Я жутко завидую таким, как ты. Хотела бы я знать своё дело, да не знаю.
11
– Но ведь это же принципиальная разница! – с волнением говорит Роман, видя вдруг в ней ещё
и единомышленницу, – главное, что это желание есть. А если оно есть, то решение найдётся.
– Как сказать… Многие люди мучаются этим всю жизнь, да так и не определяются. Знаешь, о
чём я подумала? Вот смотришь старые фильмы, особенно про революцию, про стройки
социализма и видишь: тогда все знали, что делать. Я недавно перечитала «Тихий Дон» Шолохова,
так там и красные знают, что делать, и белые тоже. Правда, главный герой мечется из стороны в
сторону, но ведь его метания тоже вроде как определены – он ищет истину. Нам ещё учительница в
школе сказала, что вся мощь этого романа в том и состоит, что там с разных сторон схлёстываются
такие невероятные силы, что искры летят и кровь рекой. Да нам-то ещё ничего. У нас и стройки
разные есть: БАМ и та же целина. А как, например, в Америке? Там же вообще сон и полный
разброд.
Роман смотрит на неё даже чуть озадаченно. Как она рассуждает! А ведь с Витькой-то она так
не поговорит. Тот совсем другой. Удивительно, что Люба даёт хорошую пищу для размышлений. С
ней можно говорить и говорить. Как точно она заметила, что раньше люди знали свой путь, потому
что находились в едином порыве. А в этом порыве, наверное дышалось, как на свободном ветру –
глубоко и спокойно. Хорошо, наверное, жить в таком времени. Жалко, что он-то «Тихий Дон»

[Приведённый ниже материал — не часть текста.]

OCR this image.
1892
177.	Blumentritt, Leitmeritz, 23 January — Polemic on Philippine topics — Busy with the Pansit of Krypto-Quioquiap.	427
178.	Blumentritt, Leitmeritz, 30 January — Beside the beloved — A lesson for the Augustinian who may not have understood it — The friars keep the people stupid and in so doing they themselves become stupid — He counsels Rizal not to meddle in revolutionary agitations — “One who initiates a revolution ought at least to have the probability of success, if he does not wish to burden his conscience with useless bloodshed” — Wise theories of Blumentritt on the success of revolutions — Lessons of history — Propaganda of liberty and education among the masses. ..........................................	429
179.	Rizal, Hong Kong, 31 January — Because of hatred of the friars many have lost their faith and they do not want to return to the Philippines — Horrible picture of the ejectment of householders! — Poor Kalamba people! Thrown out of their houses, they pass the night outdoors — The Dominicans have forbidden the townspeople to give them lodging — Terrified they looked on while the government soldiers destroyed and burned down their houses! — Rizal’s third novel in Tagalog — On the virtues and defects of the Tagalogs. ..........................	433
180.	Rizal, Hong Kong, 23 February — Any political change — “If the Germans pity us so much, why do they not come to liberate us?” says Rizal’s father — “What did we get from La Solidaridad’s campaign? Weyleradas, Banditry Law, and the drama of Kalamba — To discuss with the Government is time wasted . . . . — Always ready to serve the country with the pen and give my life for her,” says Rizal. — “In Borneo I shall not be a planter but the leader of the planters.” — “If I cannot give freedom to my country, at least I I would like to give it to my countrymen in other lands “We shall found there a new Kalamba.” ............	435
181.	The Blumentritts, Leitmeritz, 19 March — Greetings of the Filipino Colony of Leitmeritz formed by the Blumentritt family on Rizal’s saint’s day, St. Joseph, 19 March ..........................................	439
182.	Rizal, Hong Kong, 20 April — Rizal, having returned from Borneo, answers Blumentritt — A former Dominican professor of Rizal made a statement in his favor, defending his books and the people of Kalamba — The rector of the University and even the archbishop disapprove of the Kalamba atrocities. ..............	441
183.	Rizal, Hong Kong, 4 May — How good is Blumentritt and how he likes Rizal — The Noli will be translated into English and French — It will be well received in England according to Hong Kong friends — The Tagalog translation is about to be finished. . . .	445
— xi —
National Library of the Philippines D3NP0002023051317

пробежал наскоро и мимолетом, между катанием на лыжах с горы и работой во дворе у коров. Но
теперь его стоит перечитать. А если бы во время этого перечтения Люба была рядом, чтобы можно
было обсуждать …
– А вот скажи, – спрашивает она между тем, – ты в армии о чём мечтал больше всего?
– Честно?
– Ну конечно.
– Я мечтал о том, чтобы после службы не быть одному. Ну, не о родителях я, конечно, говорю…
Вот приходишь домой после работы, а тебя там кто-то ждёт, встречает. Всё равно как вторая твоя
половина. Про половинки – это очень правильно сказано. И этот человек живёт примерно так же,
как ты, и интересы у него такие же. А ночью, например, тебе не спится, так пошёл на кухню чай
пить, и она тоже выходит, садится рядом, и мы о чём-нибудь с ней говорим. Я очень настроен на
такую жизнь. Но ведь всё зависит не только от меня. Ведь со всякой-то девушкой такая жизнь не
получится.
– Конечно, нет, – улыбаясь, соглашается она, и Роману понятна её улыбка – Люба думает
теперь, конечно же, о Витьке, по сути-то совсем не зная его.

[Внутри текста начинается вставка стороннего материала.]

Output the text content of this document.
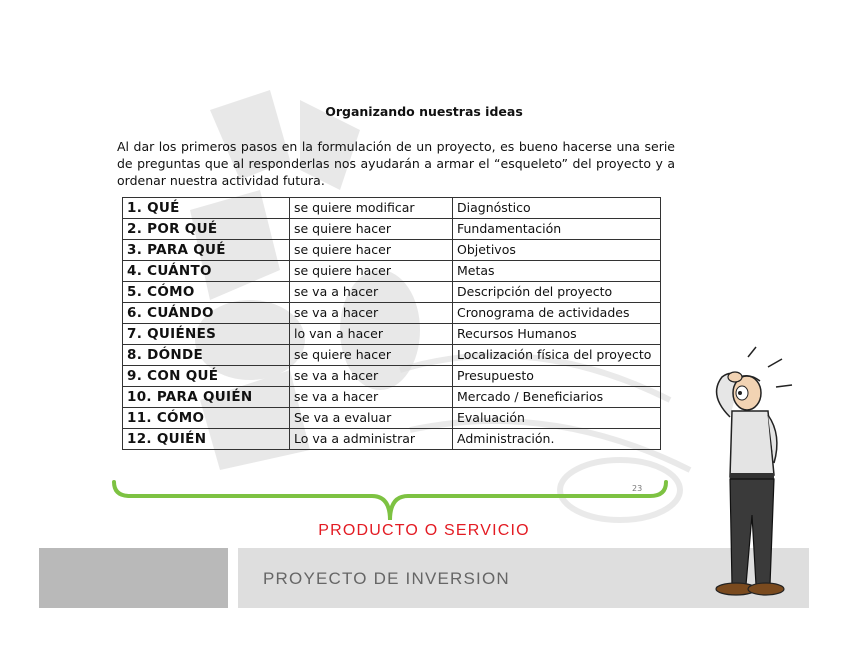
Organizando nuestras ideas
Al dar los primeros pasos en la formulación de un proyecto, es bueno hacerse una serie de preguntas que al responderlas nos ayudarán a armar el “esqueleto” del proyecto y a ordenar nuestra actividad futura.
1. QUÉ	se quiere modificar	Diagnóstico
2. POR QUÉ	se quiere hacer	Fundamentación
3. PARA QUÉ	se quiere hacer	Objetivos
4. CUÁNTO	se quiere hacer	Metas
5. CÓMO	se va a hacer	Descripción del proyecto
6. CUÁNDO	se va a hacer	Cronograma de actividades
7. QUIÉNES	lo van a hacer	Recursos Humanos
8. DÓNDE	se quiere hacer	Localización física del proyecto
9. CON QUÉ	se va a hacer	Presupuesto
10. PARA QUIÉN	se va a hacer	Mercado / Beneficiarios
11. CÓMO	Se va a evaluar	Evaluación
12. QUIÉN	Lo va a administrar	Administración.
23
PRODUCTO O SERVICIO
PROYECTO DE INVERSION
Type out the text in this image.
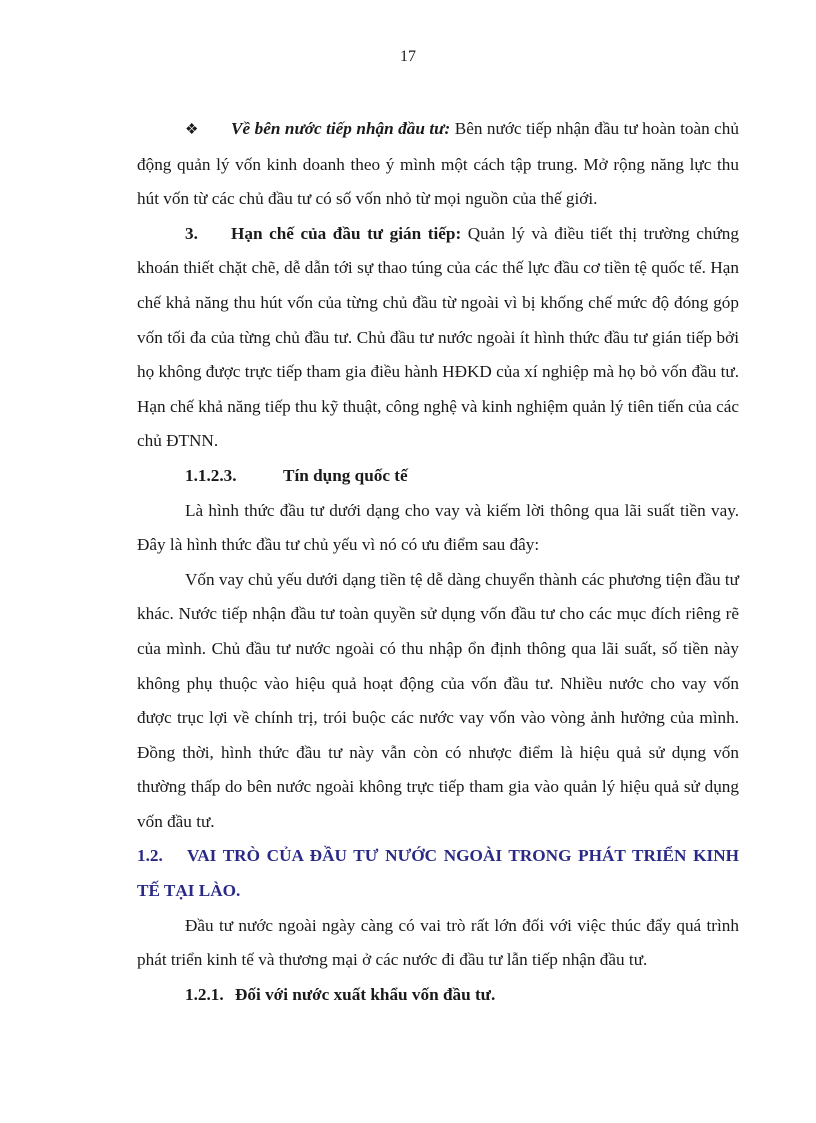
17

❖ Về bên nước tiếp nhận đầu tư: Bên nước tiếp nhận đầu tư hoàn toàn chủ động quản lý vốn kinh doanh theo ý mình một cách tập trung. Mở rộng năng lực thu hút vốn từ các chủ đầu tư có số vốn nhỏ từ mọi nguồn của thế giới.

3. Hạn chế của đầu tư gián tiếp: Quản lý và điều tiết thị trường chứng khoán thiết chặt chẽ, dễ dẫn tới sự thao túng của các thế lực đầu cơ tiền tệ quốc tế. Hạn chế khả năng thu hút vốn của từng chủ đầu từ ngoài vì bị khống chế mức độ đóng góp vốn tối đa của từng chủ đầu tư. Chủ đầu tư nước ngoài ít hình thức đầu tư gián tiếp bởi họ không được trực tiếp tham gia điều hành HĐKD của xí nghiệp mà họ bỏ vốn đầu tư. Hạn chế khả năng tiếp thu kỹ thuật, công nghệ và kinh nghiệm quản lý tiên tiến của các chủ ĐTNN.

1.1.2.3.	Tín dụng quốc tế

Là hình thức đầu tư dưới dạng cho vay và kiếm lời thông qua lãi suất tiền vay. Đây là hình thức đầu tư chủ yếu vì nó có ưu điểm sau đây:

Vốn vay chủ yếu dưới dạng tiền tệ dễ dàng chuyển thành các phương tiện đầu tư khác. Nước tiếp nhận đầu tư toàn quyền sử dụng vốn đầu tư cho các mục đích riêng rẽ của mình. Chủ đầu tư nước ngoài có thu nhập ổn định thông qua lãi suất, số tiền này không phụ thuộc vào hiệu quả hoạt động của vốn đầu tư. Nhiều nước cho vay vốn được trục lợi về chính trị, trói buộc các nước vay vốn vào vòng ảnh hưởng của mình. Đồng thời, hình thức đầu tư này vẫn còn có nhược điểm là hiệu quả sử dụng vốn thường thấp do bên nước ngoài không trực tiếp tham gia vào quản lý hiệu quả sử dụng vốn đầu tư.

1.2. VAI TRÒ CỦA ĐẦU TƯ NƯỚC NGOÀI TRONG PHÁT TRIỂN KINH TẾ TẠI LÀO.

Đầu tư nước ngoài ngày càng có vai trò rất lớn đối với việc thúc đẩy quá trình phát triển kinh tế và thương mại ở các nước đi đầu tư lẫn tiếp nhận đầu tư.

1.2.1. Đối với nước xuất khẩu vốn đầu tư.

Из уюта купе не хочется уходить. Вагон, мягко покачиваясь, несётся куда-то и, как чудится, не по
железу, а плавно и нескоро парит по воздуху. Эх, жизнь… Да чего же с ней воевать-то, с такой
жизнью? Нет, что-то не то предсказывал прапорщик Махонин. В неё надо влиться всеми фибрами
души и просто жить… А ведь совсем скоро надо уже выходить.

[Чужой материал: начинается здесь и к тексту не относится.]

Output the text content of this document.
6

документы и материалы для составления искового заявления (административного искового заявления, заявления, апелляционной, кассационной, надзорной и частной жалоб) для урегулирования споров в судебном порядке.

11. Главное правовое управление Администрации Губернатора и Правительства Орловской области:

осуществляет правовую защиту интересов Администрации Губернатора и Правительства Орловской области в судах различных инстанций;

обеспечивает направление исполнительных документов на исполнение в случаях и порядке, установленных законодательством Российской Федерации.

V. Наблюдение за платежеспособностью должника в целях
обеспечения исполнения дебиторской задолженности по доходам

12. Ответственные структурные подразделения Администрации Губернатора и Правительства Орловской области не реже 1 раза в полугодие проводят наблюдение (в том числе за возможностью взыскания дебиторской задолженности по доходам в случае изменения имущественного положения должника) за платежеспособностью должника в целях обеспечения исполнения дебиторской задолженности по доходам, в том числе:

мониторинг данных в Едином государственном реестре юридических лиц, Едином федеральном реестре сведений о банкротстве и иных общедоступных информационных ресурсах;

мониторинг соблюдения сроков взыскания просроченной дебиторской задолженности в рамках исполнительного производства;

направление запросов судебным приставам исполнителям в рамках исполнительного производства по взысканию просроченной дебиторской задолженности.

Поддавшись его исповедальному настрою, рассказывает о себе и Люба. Оказывается, она тоже
из села! Какое радостное и одновременно горькое открытие. Они вспоминают о том, как гуляют в
сёлах на праздниках. И тут всплывает много забавных и трогательных, особенно для
стосковавшегося Романа, мелочей. Оказывается, и песни на гулянках в их сёлах поют одни и те же.
В армии эти песни вспоминались Роману сами собой, и он вроде как с опозданием полюбил их.
Иногда напевал некоторые куплеты вполголоса, а тот же Витька посмеивался: чего, мол, старьё
какое-то поёшь? А вот у Любы при разговоре об этих песнях растроганно блестят глаза.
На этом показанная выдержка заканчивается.